We choose to focus on these two areas, because they are 
relevant to many different applications of CM1P5 data 
and should be of interest to a wide range of fellow 
climate scientists. 

5.1. Stratosphere-Troposphere Coupling 

[36] We attempt to characterize stratosphere-troposphere 
coupling in the models by examining the annular modes. 
The annular modes characterize variability of the tropospheric 
midlatitude jets and the stratospheric polar vortex [e.g., 
Thompson and Wallace, 2000], Following Baldwin and 
Dunkerton [2001] and Baldwin and Thompson [2009], we 
compute the annular mode index separately at each pressure 
level to explore the vertical coupling of the atmosphere. We 
use the procedure of Gerber et al. [2010], defining the 
Northern and Southern Annular Modes (NAM and SAM) as 
the first Empirical Orthogonal Functions of daily zonal mean 
geopotential height anomalies from each hemisphere.

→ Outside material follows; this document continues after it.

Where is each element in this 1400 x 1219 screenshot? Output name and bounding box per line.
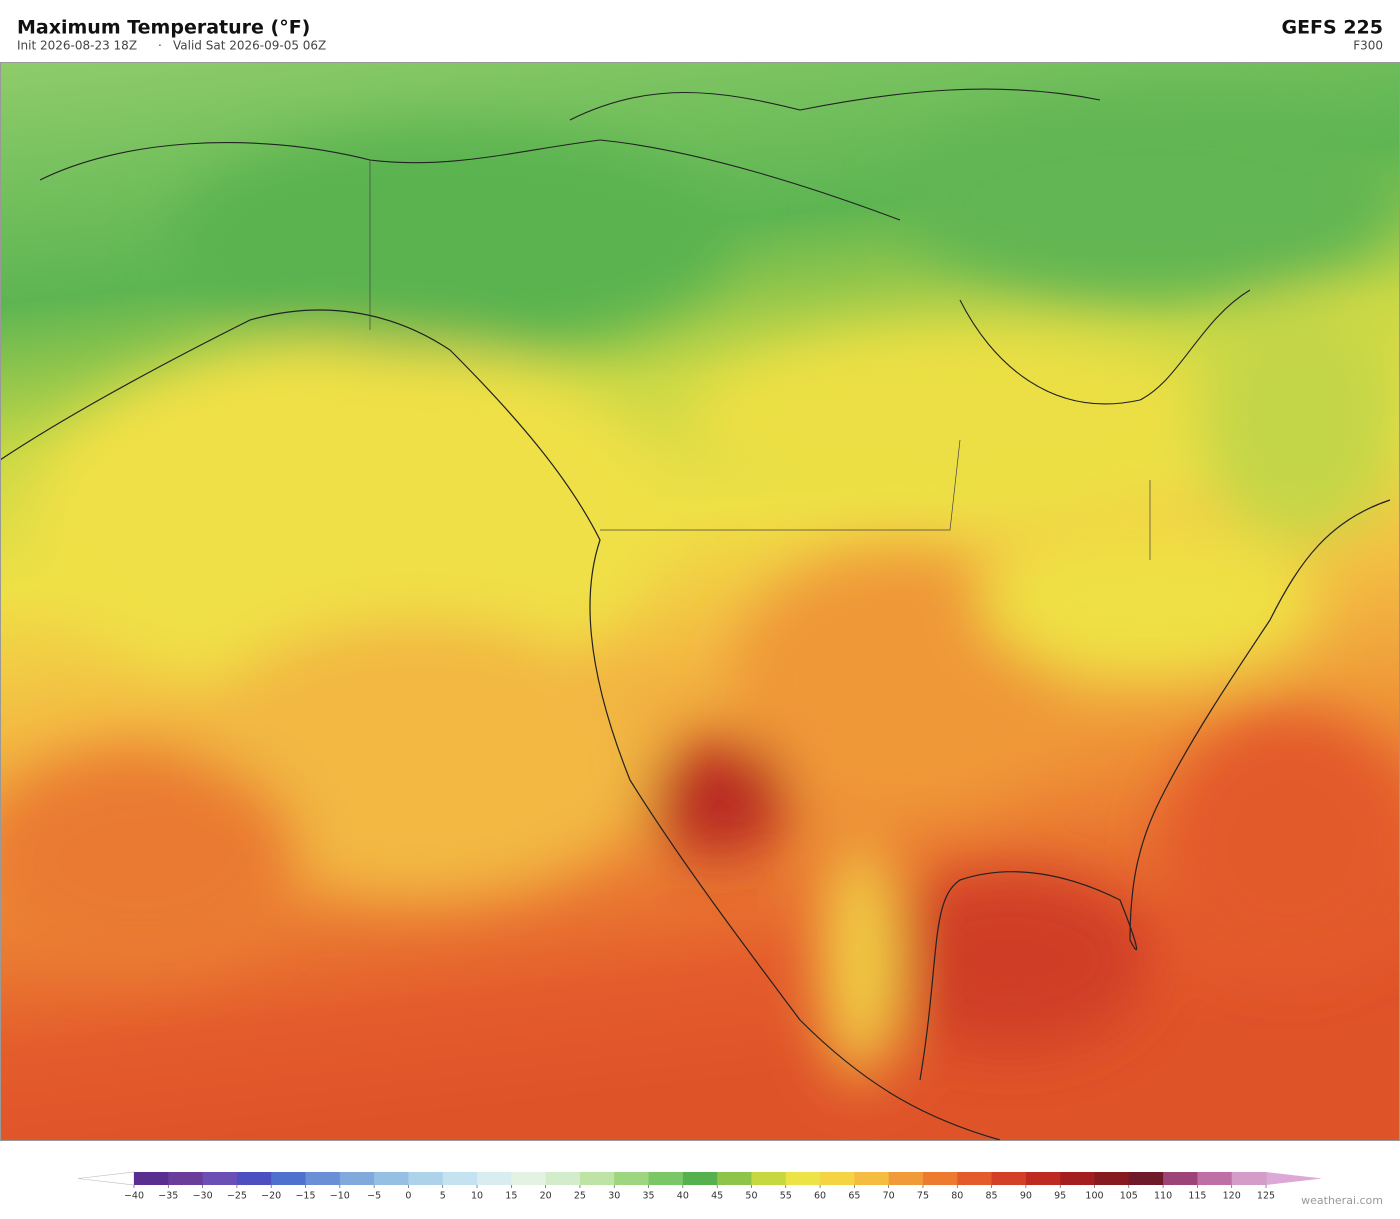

The 
height fields are first filtered (by removing a 30 year low-pass 
filtered version of the time series) to separate climate trends, so 
that the remaining anomalies reflect the natural variations of 
the atmosphere. 

[ 37 ] Figure 5 shows composites of the NAM index based 
on extreme events in the stratosphere. Negative NAM events 
in the stratosphere are associated with a weak polar vortex, 
and closely (though not entirely) correspond to stratospheric 
sudden warmings [Charlton and Polvani, 2007]. Figure 5a, 
based on ERA-40 and ERA-interim, is an update of Baldwin 
and Dunkerton [2001]; following a weakening of the 
stratospheric polar vortex, the NAM in the troposphere tends 
to shift toward a negative index, associated with an 
equatorward shift of the midlatitude jet stream. 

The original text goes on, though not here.